Enzo Maresca via BBC Sport

‘KDH’ is offering more of an attacking threat. Maresca’s comments merely exemplify this. In partnership with Winks, we have seen swift counter-attacking football and an emphasis on getting forward to progress the ball and create a chance. This is what led to the second goal against WBA: the Foxes won the ball, Kelechi Iheanacho released it to the dashing KDH, and Winks blitzed away from defenders to set himself up a tap in.

Leicester’s midfield is where games are won or lost. If either of the duo play poorly or are not properly substituted when rotated, you see the Foxes struggle to maintain possession, pass through compact defensive lines, or even create devastating chances. The two represent the perfect stylistic suiting for the Italian head coach to use. Luckily for supporters, these two are exactly what we need.

Systematic fragility

I feel like a broken record at times. The fluid style deployed by the King Power side can either impose possessive and progressive domination, or it might instead lead to a lack of chances and letting in chances late in fixtures. It is that latter we concern ourselves with here: in the past five fixtures, we have seen late goals conceded against Middlesbrough, Sheffield Wednesday, and now West Brom.

These occurrences are concerning in that although against the vast majority of Championship teams we should be fine, against upper Championship and Premier League teams this systematic fragility to conceding goals would be unwelcome. I suspect the quality of our squad cannot be directly contributing to these occurrences, so we must dig into how the system it laid out and what led to the WBA goal.

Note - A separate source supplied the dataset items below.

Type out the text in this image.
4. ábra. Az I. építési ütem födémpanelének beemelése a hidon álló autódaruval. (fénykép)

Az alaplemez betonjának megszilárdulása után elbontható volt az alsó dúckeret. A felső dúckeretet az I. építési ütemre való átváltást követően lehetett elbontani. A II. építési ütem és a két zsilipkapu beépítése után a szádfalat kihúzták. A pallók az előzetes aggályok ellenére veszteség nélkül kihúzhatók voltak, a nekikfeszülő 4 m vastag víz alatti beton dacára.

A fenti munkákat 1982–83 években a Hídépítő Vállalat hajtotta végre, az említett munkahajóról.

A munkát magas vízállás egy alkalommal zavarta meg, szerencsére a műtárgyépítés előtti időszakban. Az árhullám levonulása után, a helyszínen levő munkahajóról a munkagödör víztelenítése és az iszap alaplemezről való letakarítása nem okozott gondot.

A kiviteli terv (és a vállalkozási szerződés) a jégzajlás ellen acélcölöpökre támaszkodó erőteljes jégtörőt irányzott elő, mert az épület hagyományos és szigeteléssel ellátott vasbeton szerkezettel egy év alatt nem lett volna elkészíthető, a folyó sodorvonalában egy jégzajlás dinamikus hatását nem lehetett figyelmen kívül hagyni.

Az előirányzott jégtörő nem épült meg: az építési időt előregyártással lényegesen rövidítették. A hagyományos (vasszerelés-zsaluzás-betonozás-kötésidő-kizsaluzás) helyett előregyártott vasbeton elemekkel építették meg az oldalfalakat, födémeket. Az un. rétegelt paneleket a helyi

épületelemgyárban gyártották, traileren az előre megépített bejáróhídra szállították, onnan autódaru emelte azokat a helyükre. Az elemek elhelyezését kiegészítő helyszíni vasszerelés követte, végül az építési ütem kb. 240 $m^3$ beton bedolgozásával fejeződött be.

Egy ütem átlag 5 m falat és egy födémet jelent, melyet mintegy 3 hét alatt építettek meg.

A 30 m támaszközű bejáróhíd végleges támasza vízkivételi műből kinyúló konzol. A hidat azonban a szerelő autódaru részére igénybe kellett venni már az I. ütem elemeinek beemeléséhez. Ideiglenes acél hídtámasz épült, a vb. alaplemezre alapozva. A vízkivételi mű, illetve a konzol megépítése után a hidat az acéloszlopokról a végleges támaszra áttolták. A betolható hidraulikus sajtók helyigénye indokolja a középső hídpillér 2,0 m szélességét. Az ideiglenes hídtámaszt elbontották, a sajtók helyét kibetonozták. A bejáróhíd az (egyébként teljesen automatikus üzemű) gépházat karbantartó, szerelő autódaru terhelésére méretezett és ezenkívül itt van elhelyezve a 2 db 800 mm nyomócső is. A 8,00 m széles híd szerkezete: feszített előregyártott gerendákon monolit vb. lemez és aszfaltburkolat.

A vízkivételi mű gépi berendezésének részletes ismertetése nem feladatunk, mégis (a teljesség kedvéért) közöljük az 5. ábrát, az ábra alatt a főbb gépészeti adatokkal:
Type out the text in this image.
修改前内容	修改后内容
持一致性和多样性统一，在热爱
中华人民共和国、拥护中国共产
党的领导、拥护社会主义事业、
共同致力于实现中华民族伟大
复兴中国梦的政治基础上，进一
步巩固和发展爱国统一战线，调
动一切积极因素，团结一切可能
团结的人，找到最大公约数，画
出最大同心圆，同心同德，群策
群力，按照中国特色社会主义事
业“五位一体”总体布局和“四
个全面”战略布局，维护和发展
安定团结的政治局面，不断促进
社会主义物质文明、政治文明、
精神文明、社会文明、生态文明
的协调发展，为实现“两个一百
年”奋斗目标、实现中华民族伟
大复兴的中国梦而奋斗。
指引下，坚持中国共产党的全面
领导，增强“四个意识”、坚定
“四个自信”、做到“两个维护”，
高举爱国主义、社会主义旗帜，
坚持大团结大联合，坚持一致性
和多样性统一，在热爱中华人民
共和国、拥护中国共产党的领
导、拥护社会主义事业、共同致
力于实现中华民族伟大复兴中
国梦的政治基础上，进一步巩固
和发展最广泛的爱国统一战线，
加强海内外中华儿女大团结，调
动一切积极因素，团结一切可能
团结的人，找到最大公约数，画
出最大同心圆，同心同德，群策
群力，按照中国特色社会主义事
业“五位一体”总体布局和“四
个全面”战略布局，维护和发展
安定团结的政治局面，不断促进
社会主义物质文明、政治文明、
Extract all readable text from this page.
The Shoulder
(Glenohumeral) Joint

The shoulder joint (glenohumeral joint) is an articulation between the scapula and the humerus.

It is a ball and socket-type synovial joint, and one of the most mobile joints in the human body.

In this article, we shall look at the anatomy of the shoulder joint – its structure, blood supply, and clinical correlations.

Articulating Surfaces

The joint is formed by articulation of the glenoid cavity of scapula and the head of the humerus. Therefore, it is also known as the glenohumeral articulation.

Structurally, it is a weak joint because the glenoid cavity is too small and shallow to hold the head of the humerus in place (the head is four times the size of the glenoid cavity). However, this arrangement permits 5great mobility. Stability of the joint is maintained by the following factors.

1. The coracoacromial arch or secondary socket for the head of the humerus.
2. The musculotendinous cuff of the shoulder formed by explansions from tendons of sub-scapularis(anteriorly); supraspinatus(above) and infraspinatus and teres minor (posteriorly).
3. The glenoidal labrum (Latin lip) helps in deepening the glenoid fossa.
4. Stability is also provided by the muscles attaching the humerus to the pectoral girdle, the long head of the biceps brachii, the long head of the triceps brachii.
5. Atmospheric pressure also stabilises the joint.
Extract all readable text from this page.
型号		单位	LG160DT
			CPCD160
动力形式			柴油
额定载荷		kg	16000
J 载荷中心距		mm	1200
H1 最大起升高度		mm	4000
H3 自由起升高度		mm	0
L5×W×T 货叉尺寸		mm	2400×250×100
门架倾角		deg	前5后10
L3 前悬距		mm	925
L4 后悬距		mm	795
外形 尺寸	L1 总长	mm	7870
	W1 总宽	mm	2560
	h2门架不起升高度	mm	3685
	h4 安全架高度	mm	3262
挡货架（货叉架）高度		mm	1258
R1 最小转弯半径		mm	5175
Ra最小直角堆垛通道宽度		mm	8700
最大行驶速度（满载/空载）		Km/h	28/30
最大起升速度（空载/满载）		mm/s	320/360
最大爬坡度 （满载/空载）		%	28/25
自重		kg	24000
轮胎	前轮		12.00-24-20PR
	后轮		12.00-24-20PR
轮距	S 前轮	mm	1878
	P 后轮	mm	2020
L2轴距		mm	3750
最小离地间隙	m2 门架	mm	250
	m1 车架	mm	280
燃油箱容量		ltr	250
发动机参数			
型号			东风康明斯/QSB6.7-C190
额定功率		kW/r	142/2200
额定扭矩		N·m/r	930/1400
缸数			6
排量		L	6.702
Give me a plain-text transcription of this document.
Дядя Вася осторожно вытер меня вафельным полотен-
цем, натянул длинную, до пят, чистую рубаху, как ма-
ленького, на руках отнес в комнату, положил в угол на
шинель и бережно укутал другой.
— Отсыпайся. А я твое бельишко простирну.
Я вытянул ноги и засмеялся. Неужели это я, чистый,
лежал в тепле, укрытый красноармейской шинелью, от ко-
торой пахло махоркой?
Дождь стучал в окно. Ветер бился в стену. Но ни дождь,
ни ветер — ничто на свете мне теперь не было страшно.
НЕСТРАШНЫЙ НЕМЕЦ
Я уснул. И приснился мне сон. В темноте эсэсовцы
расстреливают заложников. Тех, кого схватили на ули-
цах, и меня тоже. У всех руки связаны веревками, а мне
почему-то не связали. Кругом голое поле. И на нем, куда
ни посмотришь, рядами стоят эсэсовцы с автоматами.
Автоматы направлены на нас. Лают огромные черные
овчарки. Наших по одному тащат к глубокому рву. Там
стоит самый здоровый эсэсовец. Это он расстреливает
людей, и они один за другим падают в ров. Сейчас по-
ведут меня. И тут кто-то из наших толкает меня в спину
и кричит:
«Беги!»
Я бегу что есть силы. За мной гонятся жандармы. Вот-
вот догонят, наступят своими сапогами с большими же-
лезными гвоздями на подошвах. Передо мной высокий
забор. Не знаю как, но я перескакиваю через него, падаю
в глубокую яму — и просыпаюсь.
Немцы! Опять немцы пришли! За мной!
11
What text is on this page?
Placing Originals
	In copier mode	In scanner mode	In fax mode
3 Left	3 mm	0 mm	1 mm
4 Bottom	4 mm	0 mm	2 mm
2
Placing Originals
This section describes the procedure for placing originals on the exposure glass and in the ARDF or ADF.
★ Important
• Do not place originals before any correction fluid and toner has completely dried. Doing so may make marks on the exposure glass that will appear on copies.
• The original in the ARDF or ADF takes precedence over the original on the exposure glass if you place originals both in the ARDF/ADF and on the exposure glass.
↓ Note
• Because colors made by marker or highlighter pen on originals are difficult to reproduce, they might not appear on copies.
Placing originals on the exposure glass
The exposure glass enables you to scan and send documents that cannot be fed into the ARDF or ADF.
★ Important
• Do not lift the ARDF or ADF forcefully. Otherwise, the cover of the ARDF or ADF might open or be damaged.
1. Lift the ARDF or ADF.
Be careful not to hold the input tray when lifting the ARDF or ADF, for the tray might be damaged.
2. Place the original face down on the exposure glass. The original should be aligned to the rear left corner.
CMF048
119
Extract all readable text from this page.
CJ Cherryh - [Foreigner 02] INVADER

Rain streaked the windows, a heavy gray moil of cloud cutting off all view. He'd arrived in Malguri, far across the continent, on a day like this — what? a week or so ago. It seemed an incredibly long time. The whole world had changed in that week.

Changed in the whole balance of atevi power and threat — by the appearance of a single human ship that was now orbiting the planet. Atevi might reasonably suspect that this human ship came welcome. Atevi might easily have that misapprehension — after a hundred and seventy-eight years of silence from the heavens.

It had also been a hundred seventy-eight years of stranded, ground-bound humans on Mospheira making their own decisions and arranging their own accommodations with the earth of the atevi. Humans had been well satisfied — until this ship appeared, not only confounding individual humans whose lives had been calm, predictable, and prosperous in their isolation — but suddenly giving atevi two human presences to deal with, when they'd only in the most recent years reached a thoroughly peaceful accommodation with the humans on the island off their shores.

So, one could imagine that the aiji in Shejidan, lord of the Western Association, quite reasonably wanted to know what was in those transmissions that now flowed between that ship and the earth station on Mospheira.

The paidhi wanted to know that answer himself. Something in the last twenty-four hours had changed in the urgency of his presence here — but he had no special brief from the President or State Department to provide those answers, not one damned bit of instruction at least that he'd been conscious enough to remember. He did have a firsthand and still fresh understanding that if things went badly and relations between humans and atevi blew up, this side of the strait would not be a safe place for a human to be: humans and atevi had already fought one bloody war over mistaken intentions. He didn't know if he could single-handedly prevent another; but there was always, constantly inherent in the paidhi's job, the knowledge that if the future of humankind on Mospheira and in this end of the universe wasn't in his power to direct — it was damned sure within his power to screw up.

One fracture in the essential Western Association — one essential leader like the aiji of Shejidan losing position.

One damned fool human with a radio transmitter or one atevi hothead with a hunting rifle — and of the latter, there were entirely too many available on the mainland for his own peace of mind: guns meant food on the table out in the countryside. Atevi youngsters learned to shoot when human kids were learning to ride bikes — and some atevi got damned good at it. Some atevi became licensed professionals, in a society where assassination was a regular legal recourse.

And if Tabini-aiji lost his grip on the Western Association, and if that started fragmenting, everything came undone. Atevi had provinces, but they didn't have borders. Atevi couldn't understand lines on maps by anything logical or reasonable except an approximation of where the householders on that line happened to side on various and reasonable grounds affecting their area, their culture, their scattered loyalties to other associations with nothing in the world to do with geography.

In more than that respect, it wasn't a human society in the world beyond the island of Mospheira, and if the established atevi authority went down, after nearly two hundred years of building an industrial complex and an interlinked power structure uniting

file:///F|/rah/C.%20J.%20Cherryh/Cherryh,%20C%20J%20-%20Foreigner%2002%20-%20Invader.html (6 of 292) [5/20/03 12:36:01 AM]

A long-throw into the box, a desperate scramble, and a lack of leadership and responsibility. These are what led to the late equaliser. Defensively, set pieces are our weakest moment: we are not in control of the flow of the ball, therefore cannot dictate where the chance will come from as can be done in open play. Also, in the mind of each player, the thought is always that ‘someone else will cover it’ and they must always be prepared to start rushing forward. Hesitation ensues as the players decide whether to prepare for a counter or try to defend.

Enzo Maresca’s system performs best when the opposition are disorganised following a turnover of possession. The quality and pace of Leicester’s midfield and wings can swiftly progress and create a chance and if they can do this often enough, they will often come away with a goal or two. Therefore, talents such has Mads Hermansen and Wout Faes left James Justin to try and deal with the chance as they had to think how they could contribute to the counter: a long ball and a backward pass option.

Slim margins

Both winning and losing by slim margins are not necessarily good things. This means we are consistently conceding one or two, while only consistently scoring one or two despite having the most expensive squad in the division. The quality in our squad should logically tend towards multi-goal victories and minimal concessions.

Again, this is a most concerning trend which we have seen over the last five matches. Losing to a rival, an alright team, drawing to a nigh non-entity in the Championship, and only just brushing past midtable opposition. Only against Watford did we catch of glimpse of what a Leicester City win should look like, although arguably even that is contentious with the Foxes needing a penalty to gain the two-goal margin.

"It is a huge win. We are trying to build something here, not just on the pitch, but off it too"

Enzo Maresca via BBC Sport

It feels like a huge win because it takes courage to win it in the final minutes of a tightly contested affair. However, should Maresca’s team really have been pushing it that close by losing concentration and being given a rough hand of cards by the head coach? The answer is most certainly ‘no’.

Despite only be rivalled by Southampton on possession statistics, the King Power locomotive has only scored 34 goals: on par with Leeds United, and behind Ipswich. That would ordinarily be a good stat, but when that includes only five in the last five while conceding four. Those numbers are too close for comfort: all it takes is a poor run of form, one mistake, a bit of bad luck and those slim margins turn against Leicester.